To train for the Haute Route 2013 challenge, I designed a training plan through a hierarchical 3-step process working backwards from the ultimate goal. This blog is about tracking and forecasting fitness, fatigue and form, given the training plan.
Recall that Step 1 defined the aggregate training goal as simulating a training stress score of 250/day (1700-1800 for the 7 days). We know that 100 TSS corresponds to one hour riding at your max. Averaging over hard and easy rides, a good estimate is that you gain about 1 TSS point per minute or 60 per hour of riding (again, hard training rides earn higher points but a reasonable estimate is that 250 TSS is about a 4:10 ride).
Step 2 used periodization to come up with a weekly TSS training plan. We saw how Chronic Training Load (CTL) measures your fitness or long-term response to TSS training load. The cool thing about these metrics is that they can be calculated and thus forecasted. Recall:
CTL(t) = CTL(t-1) + (TSS(t) – CTL(t-1))*(1-e^(-1/42))
This equation says that the one-day change in CTL equals the incremental load (over your CTL) * 0.024, so you only gain about 2.4% of your incremental load in fitness per day. (That’s why it is so important to build a good base during the winter/early season as you cannot build CTL quickly.)
Now you can enter your planned TSS in a spreadsheet and project out your CTL. But before doing so, let’s introduce a third metric (trust me, it took me a while to really “get” these metrics but in the end it’s simple and useful):
Acute Training Load (ATL) measures your fatigue or the short term response to TSS training load. It is similar to CTL but focuses on the last 7 days (1 week) instead of 6 weeks (42 days). The computation is similarly done using exponential smoothing but only over 7 days:
ATL(t) = ATL(t-1) + (TSS(t) – ATL(t-1))*(1-e^(-1/7))
Clearly ATL responds much quicker to a TSS increase than CTL: the one-day change in ATL = the incremental load (over your ATL) * 0.133, so you experience about 13.3% of your incremental load in fatigue per day. As the figure below shows, in about 2 weeks (16 days) your ATL is at 90% of a constant TSS/day; but it takes 3 months (96 days!) for your fitness to reach that same 90%! The good thing is that if your TSS is below your ATL, then you quickly recover!

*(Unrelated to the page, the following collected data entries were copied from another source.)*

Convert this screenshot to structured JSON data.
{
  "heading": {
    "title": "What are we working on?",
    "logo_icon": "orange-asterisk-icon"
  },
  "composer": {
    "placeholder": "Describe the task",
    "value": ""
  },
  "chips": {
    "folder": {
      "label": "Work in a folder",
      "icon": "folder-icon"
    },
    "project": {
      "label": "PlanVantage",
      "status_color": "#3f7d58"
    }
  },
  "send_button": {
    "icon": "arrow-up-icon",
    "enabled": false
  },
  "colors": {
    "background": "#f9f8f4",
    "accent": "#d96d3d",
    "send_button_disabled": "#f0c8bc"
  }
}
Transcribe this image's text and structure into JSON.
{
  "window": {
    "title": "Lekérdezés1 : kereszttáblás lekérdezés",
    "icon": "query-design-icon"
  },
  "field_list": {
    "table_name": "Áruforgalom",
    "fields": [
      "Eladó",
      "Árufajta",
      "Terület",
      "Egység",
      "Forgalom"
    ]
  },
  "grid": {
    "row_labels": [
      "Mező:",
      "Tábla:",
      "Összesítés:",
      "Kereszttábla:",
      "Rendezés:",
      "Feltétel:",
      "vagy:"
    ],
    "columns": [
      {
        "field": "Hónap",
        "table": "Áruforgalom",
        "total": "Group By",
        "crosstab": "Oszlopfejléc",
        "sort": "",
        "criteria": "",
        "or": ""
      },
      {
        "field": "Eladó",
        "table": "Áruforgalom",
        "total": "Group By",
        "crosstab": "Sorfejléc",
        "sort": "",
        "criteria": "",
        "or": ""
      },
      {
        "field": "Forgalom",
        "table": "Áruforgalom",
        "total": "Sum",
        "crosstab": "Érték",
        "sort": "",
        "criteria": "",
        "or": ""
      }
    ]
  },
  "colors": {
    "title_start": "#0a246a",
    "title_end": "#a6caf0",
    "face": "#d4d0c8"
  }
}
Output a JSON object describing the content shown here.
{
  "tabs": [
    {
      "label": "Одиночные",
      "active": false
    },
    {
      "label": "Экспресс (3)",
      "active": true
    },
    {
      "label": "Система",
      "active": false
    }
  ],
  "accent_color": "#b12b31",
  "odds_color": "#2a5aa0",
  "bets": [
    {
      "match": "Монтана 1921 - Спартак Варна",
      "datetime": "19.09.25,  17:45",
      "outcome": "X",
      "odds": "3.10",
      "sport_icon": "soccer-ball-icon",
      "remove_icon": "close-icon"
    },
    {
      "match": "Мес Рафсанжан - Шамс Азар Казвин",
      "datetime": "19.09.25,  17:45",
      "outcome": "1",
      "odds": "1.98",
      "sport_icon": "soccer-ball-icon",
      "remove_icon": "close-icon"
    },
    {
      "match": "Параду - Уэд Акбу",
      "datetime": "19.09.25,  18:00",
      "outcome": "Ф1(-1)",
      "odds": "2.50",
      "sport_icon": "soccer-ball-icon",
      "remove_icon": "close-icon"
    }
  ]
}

That leads us to the last metric: Training Stress Balances (TSB) which relates fatigue to fitness and measures “Form”. TSB is simply the difference between fitness and fatigue:
TSB(t) = CTL(t-1) – ATL(t-1)
Positive TSB means you are “on form” and have higher fitness than fatigue. The goal of a training plan is not only getting the fitness (building CTL) but also timing it such that you have positive TSB before the start of the race. Peaking exactly accomplishes that: after a peak in workload, fatigue and fitness, the workload is reduced below the CTL one to two weeks before the race. Given that CTL moves slowly, fitness falls little but ATL responds quickly (falling below CTL) leading to a big positive spike in TSB.
Using the weekly training plan, all three metrics can be projected for the Haute Route. (For simplicity, I have kept the TSS/day constant within each week.) You clearly see my remaining three training cycles: Build 2, Build 3, and Peak, when form (TSB) is finally turning positive: READY TO RACE! Beautiful, no?
One sad realization: at best, my max CTL will be just under 180 TSS/day at the beginning of August 2013. This is far short from my original goal of 250, which would require riding more than 4 hours each day for three months. Oh well, it is what it is: one can only do so much as an amateur and this will just have to do!
Awesome! This exactly what I was looking for. I wonder if Training Peaks or the like have forecasting functions built in. Regardless, formulas w/some scripting are perfect for DIY!